The seeds have been sown for a greater variety of rare and exotic plants to grow in the Noosa Botanic Gardens thanks to today’s opening of a $400,000 Shade Garden.
The new garden, funded jointly by Council and Seqwater, replaces the old shade house that had come to the end of its useful life.
Noosa Mayor Tony Wellington said the Shade Garden was a three-month construction project, with many more months of careful planning.
“It was a collaborative effort with Council’s infrastructure team leading the design and construction, our Botanic Garden staff looking after landscaping and assistance from many volunteers,” Cr Wellington said.

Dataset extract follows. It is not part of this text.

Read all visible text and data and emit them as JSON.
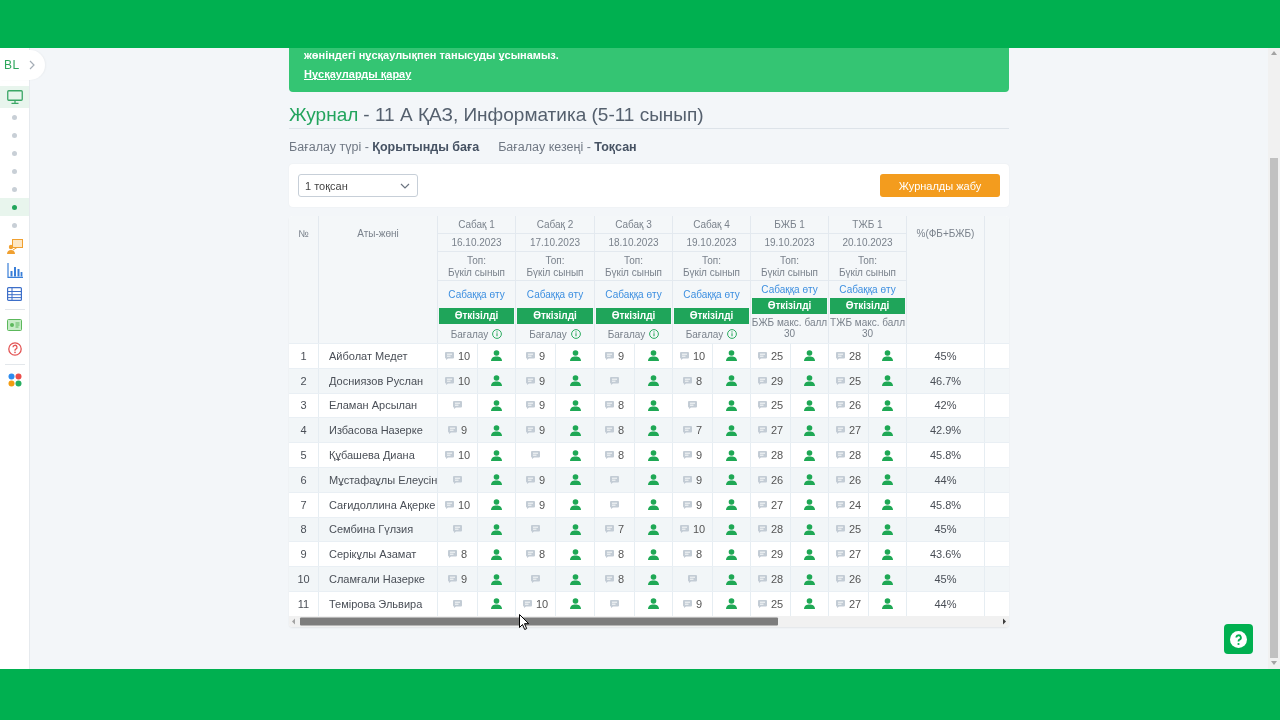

“These volunteers not only give their time and skills to keep the gardens looking great, but also donate a lot of the rare and unusual plants that we see here today.”
Lois Walters from the Noosa & District Orchid and Foliage Society is one of the members who volunteers her time to work in the shade garden.
“Once a month myself and other volunteers come in here and help with pruning, weeding and general maintenance of the gardens,” Ms Walters said.
“After we have done our work, we get a real sense of satisfaction that we have done something for the community as well as ourselves.
“It’s been lovely to watch the Shade Garden come to life.”
Seqwater CEO Neil Brennan said the funding from Seqwater was part of the bulk water authority’s commitment to working with Noosa Council and the local community.
“This project followed a transfer of land from Seqwater to Council to expand the size of the gardens,” Mr Brennan said.
“Work at the gardens precedes Seqwater’s upgrade at Lake Macdonald, which will ensure the dam’s ongoing safe operation and its role as a critical water supply and recreation area for the community of Noosa.”
“The shade house development will no doubt provide a boost for the gardens, which already draws 70,000 visitors each year.”
Noosa Botanic Gardens Coordinator Jacky Kelk said the new shade garden replaced a 1980s shade house, which closed to the public for safety reasons several years ago.
“While the old shade house was closed to the public, it still provided vital shade for some important plant species.”
“The design of the new Shade Garden, which sees shade sails overlapping at different parts, provides different variations of shade and light.
“This allows a greater variety of plants, including orchids, rainforest and other shade-loving plants, to be cultivated”.
“The Shade Garden is a wonderful addition to the Noosa Botanic Gardens and I encourage the community to come and enjoy this new facility,” Ms Kelk said.
Seqwater and Noosa Council each provided half the costs of the new Shade Garden.